Brandão explica que o trabalho é mais lento do que o desejado porque as autoridades tailandesas têm de lidar com uma situação muito complexa no país.
-Não temos ainda novos números, mas minha expectativa é que a checagem com as autoridades tailandesas sobre o destino dos brasileiros vá reduzir drasticamente esta lista.
Identificação
O embaixador observa que todos os possíveis desaparecidos brasileiros são turistas.
-Apenas a conselheira da embaixada Lys Amayo Benedek D'Avola, seu filho Giancarlo, que morreram, e seu marido, Antonio, que está desaparecido, tinham residência na Tailândia.

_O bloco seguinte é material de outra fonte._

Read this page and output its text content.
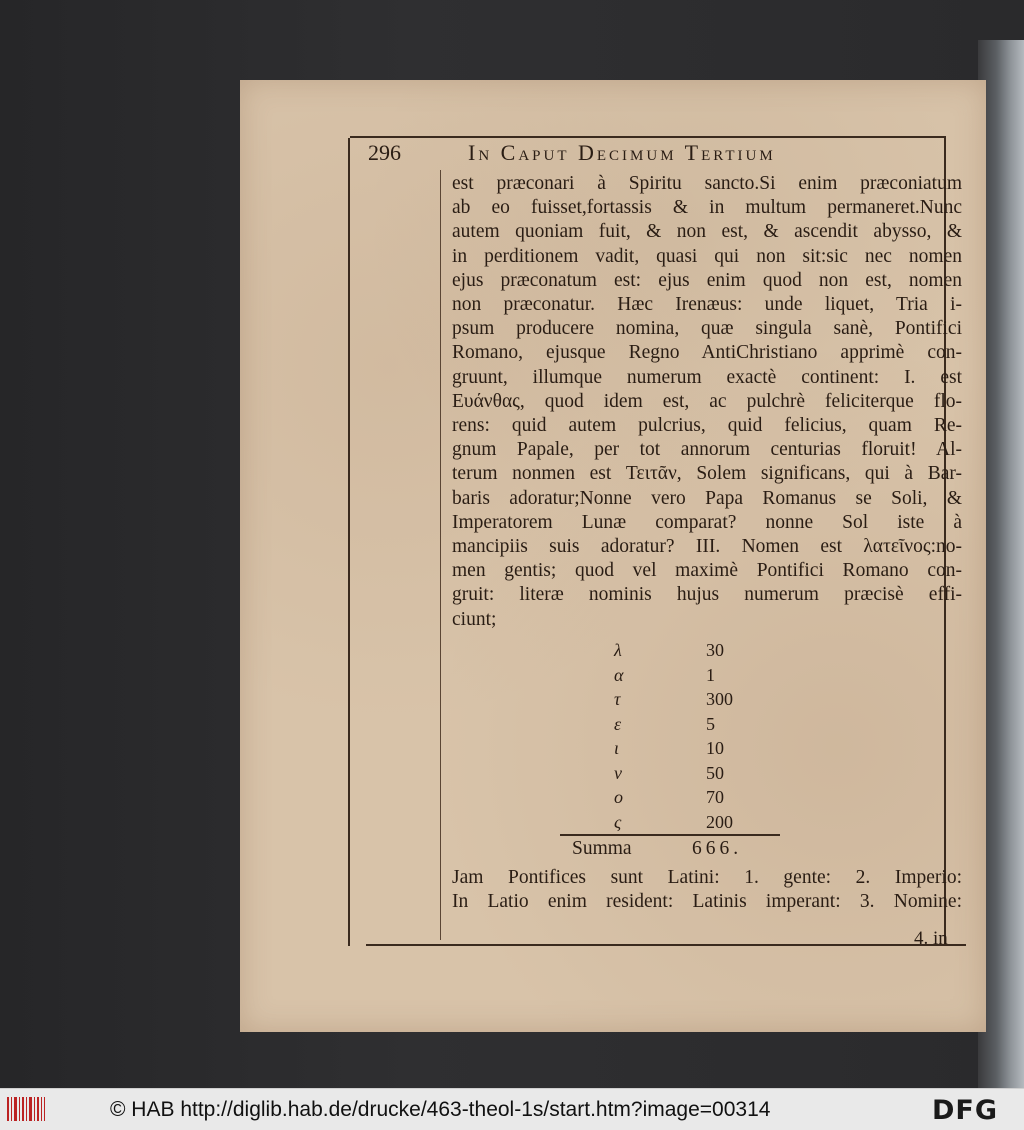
296	In Caput Decimum Tertium
est præconari à Spiritu sancto.Si enim præconiatum
ab eo fuisset,fortassis & in multum permaneret.Nunc
autem quoniam fuit, & non est, & ascendit abysso, &
in perditionem vadit, quasi qui non sit:sic nec nomen
ejus præconatum est: ejus enim quod non est, nomen
non præconatur. Hæc Irenæus: unde liquet, Tria i-
psum producere nomina, quæ singula sanè, Pontifici
Romano, ejusque Regno AntiChristiano apprimè con-
gruunt, illumque numerum exactè continent: I. est
Ευάνθας, quod idem est, ac pulchrè feliciterque flo-
rens: quid autem pulcrius, quid felicius, quam Re-
gnum Papale, per tot annorum centurias floruit! Al-
terum nonmen est Τειτᾶν, Solem significans, qui à Bar-
baris adoratur;Nonne vero Papa Romanus se Soli, &
Imperatorem Lunæ comparat? nonne Sol iste à
mancipiis suis adoratur? III. Nomen est λατεῖνος:no-
men gentis; quod vel maximè Pontifici Romano con-
gruit: literæ nominis hujus numerum præcisè effi-
ciunt;
λ	30
α	1
τ	300
ε	5
ι	10
ν	50
ο	70
ς	200
Summa	666.
Jam Pontifices sunt Latini: 1. gente: 2. Imperio:
In Latio enim resident: Latinis imperant: 3. Nomine:
4. in
© HAB http://diglib.hab.de/drucke/463-theol-1s/start.htm?image=00314	DFG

Brandão acrescentou que a identificação de corpos e a confirmação de mortes se torna cada vez mais difícil à medida que o tempo passa.
-Os corpos já não podem mais ser identificados visualmente-, diz ele.
Mas, apesar da tragédia, o embaixador acredita que a Tailândia tem condições de voltar a receber turistas rapidamente.
-Aqui na Tailândia grande parte da infra-estrutura turística foi preservada, e mesmo em áreas atingidas ainda há hotéis funcionando-, afirmou ele.
-Mesmo por uma questão humanitária é importante que o fluxo de turistas continue para o país, já que uma parte importante da economia depende disso.